Adão é a figura de uma humanidade que prescinde de Deus e das suas propostas e que escolhe caminhos de egoísmo, de orgulho e de autossuficiência. Ora, essa escolha produz injustiça, alienação, desarmonia, pecado. Porque a humanidade preferiu, tantas vezes, esse caminho, o mundo entrou numa economia de pecado; e o pecado gera morte.
Cristo propôs um outro caminho. Ele viveu numa permanente escuta de Deus e das suas propostas, na obediência total aos projetos do Pai. Esse caminho leva à superação do egoísmo, do orgulho, da autossuficiência e faz nascer um Homem Novo e um Nova Mulher, plenamente livre, que vive em comunhão com o Deus que é fonte de vida autêntica, a vitória de Cristo sobre a morte é a prova provada de que a comunhão com Deus produz vida definitiva. Foi essa a grande proposta que Cristo fez à humanidade… Assim, Cristo libertou-nos da economia de pecado e introduziu no mundo uma dinâmica nova, uma economia de graça que gera vida plena, salvação.

No Evangelho, é o próprio Jesus que, ao enviar os discípulos, os avisa para a inevitabilidade das perseguições e das incompreensões; mas acrescenta: “não temais”. Jesus garante aos seus a presença contínua, a solicitude e o amor de Deus, ao longo de toda a sua caminhada pelo mundo.
Mateus compôs uma espécie de “manual do missionário cristão”, que é o nosso “discurso da missão”. Para mostrar que a atividade missionária é um imperativo da vida cristã, Mateus apresenta a missão dos discípulos como a continuação da obra libertadora de Jesus. Define também os conteúdos do anúncio e as atitudes fundamentais que os missionários devem assumir, enquanto testemunhas do “Reino”.
O tema central da nossa leitura é sugerido pela expressão “não temais”, que se repete por três vezes ao longo do texto. E o contexto é sempre o da eleição, Javé elege alguém, um Povo ou uma pessoa, para o seu serviço; ao eleito, confia-lhe uma missão profética no mundo; e porque sabe que o “eleito” se vai confrontar com forças adversas, que se traduzirão em sofrimento e perseguição, assegura-lhe a sua presença, a sua ajuda e proteção.

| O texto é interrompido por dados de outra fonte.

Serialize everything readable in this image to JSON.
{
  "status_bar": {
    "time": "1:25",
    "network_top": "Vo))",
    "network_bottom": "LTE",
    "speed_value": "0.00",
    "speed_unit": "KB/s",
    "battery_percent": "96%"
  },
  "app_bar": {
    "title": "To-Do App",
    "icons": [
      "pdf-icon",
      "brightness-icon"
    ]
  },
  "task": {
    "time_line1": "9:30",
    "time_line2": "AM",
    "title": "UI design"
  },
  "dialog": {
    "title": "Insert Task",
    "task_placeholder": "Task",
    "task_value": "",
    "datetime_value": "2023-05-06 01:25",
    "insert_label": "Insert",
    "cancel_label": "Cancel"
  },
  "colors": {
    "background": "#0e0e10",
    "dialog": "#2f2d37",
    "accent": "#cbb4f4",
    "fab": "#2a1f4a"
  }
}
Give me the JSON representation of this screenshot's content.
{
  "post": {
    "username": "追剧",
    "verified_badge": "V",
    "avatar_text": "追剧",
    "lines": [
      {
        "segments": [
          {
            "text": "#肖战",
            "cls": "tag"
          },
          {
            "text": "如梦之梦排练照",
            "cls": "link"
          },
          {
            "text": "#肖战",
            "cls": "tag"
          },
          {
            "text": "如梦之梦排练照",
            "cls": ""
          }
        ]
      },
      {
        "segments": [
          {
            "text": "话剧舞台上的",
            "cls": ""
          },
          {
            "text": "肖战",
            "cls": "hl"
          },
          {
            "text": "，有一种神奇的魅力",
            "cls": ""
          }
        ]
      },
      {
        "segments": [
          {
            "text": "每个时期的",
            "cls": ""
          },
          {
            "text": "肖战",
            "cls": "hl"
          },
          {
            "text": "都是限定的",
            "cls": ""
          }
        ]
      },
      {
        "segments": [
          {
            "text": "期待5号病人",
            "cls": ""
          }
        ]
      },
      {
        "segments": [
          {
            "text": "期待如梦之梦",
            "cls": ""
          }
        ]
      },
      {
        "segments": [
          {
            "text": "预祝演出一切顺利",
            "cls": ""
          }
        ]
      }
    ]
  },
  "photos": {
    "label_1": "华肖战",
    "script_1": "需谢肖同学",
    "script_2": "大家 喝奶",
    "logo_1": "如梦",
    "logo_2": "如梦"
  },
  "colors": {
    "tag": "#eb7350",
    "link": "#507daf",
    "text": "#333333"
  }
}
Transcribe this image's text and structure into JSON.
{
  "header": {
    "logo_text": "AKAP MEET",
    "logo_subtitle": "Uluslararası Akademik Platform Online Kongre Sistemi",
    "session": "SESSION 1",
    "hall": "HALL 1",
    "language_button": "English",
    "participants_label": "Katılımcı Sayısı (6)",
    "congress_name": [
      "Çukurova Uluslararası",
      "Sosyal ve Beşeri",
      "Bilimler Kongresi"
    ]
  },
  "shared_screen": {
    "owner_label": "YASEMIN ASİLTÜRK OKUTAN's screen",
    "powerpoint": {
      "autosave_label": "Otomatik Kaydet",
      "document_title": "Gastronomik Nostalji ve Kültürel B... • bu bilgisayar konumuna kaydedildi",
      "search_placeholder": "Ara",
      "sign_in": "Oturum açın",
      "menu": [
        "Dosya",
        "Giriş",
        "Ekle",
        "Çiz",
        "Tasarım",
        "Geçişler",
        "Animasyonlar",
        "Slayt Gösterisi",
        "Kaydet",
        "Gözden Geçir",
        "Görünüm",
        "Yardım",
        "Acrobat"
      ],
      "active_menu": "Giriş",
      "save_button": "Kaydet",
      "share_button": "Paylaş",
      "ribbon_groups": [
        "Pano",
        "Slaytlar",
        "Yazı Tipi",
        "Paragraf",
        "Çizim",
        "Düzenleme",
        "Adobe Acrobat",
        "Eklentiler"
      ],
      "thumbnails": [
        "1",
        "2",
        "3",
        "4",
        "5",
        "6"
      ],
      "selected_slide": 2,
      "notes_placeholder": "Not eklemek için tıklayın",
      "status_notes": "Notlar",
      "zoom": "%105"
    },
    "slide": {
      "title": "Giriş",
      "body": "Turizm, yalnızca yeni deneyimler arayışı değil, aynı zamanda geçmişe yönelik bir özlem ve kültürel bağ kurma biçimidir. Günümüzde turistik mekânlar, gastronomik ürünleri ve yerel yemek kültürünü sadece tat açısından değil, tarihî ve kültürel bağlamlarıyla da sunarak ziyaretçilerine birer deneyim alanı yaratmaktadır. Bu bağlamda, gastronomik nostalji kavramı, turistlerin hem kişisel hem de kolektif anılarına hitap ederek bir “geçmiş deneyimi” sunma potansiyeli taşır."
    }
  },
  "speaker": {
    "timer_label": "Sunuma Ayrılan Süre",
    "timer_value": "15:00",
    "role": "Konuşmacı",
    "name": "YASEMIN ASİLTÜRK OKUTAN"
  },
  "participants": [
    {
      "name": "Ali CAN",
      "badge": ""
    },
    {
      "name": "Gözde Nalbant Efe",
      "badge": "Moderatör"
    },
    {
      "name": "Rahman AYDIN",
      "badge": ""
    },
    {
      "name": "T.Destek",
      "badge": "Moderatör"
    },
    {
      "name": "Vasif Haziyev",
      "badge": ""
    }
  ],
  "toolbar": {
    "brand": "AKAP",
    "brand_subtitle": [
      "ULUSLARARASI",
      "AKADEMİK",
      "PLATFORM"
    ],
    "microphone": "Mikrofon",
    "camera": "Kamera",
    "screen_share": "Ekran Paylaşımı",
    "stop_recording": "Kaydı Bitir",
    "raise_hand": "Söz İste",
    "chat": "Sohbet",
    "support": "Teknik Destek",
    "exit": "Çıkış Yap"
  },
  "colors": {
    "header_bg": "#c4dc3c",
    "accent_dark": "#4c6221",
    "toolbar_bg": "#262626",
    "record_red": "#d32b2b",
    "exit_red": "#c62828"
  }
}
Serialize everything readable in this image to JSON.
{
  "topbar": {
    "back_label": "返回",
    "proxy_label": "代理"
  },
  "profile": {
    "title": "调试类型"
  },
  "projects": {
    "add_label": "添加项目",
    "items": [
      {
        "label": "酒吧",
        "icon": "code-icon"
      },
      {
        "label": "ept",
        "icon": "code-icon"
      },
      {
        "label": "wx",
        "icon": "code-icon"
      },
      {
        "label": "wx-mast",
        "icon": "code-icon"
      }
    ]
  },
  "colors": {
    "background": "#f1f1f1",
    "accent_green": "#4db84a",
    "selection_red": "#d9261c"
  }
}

É precisamente neste contexto que o Evangelho deste domingo nos situa. Ao enviar os discípulos que elegeu, Jesus assegura-lhes a sua presença, a sua ajuda, a sua proteção, a fim de que os discípulos superem o medo e a angústia que resultam da perseguição. As palavras de Jesus correspondem à última bem-aventurança: “bem-aventurados sereis quando, por minha causa, vos insultarem, vos perseguirem e, mentindo, disserem todo o mal contra vós”. Este convite à superação do medo vai acompanhado por três momentos
No primeiro momento, Jesus pede aos discípulos que não deixem o medo impedir a proclamação aberta da Boa Nova. A mensagem libertadora de Jesus não pode correr o risco de ficar, por causa do medo, circunscrita a um pequeno grupo, fechado dentro de quatro paredes, sem correr riscos, nem incomodar a ordem injusta sobre a qual o mundo se constrói; mas é uma mensagem que deve ser proclamada com coragem, com convicção, com coerência, de cima dos telhados, a fim de mudar o mundo e tornar-se uma Boa Nova libertadora para todos os homens e mulheres.
No segundo momento, Jesus recomenda aos discípulos que não se deixem vencer pelo medo da morte física. O que é decisivo, para o discípulo, não é que os perseguidores o possam eliminar fisicamente; mas o que é decisivo, para o discípulo, é perder a possibilidade de chegar à vida plena, à vida definitiva… Ora, o cristão sabe que a vida definitiva é um dom, que Deus oferece àqueles acolheram a sua proposta e que aceitaram pôr a própria vida ao serviço do “Reino”. Os discípulos que procuram percorrer com fidelidade o caminho de Jesus não precisam, portanto, de viver angustiados pelo medo da morte.
No terceiro momento, Jesus convida os discípulos a descobrirem a confiança absoluta em Deus. Para ilustrar a solicitude de Deus, Mateus recorre a duas imagens: a dos pássaros de que Deus cuida, que revela a tocante ternura e preocupação de Deus por todas as criaturas, mesmo as mais insignificantes e indefesas e a dos cabelos que Deus conta, que revela a forma particular, única, profunda, como Deus conhece-nos, com nossa especificidade, nossos problemas e dificuldades.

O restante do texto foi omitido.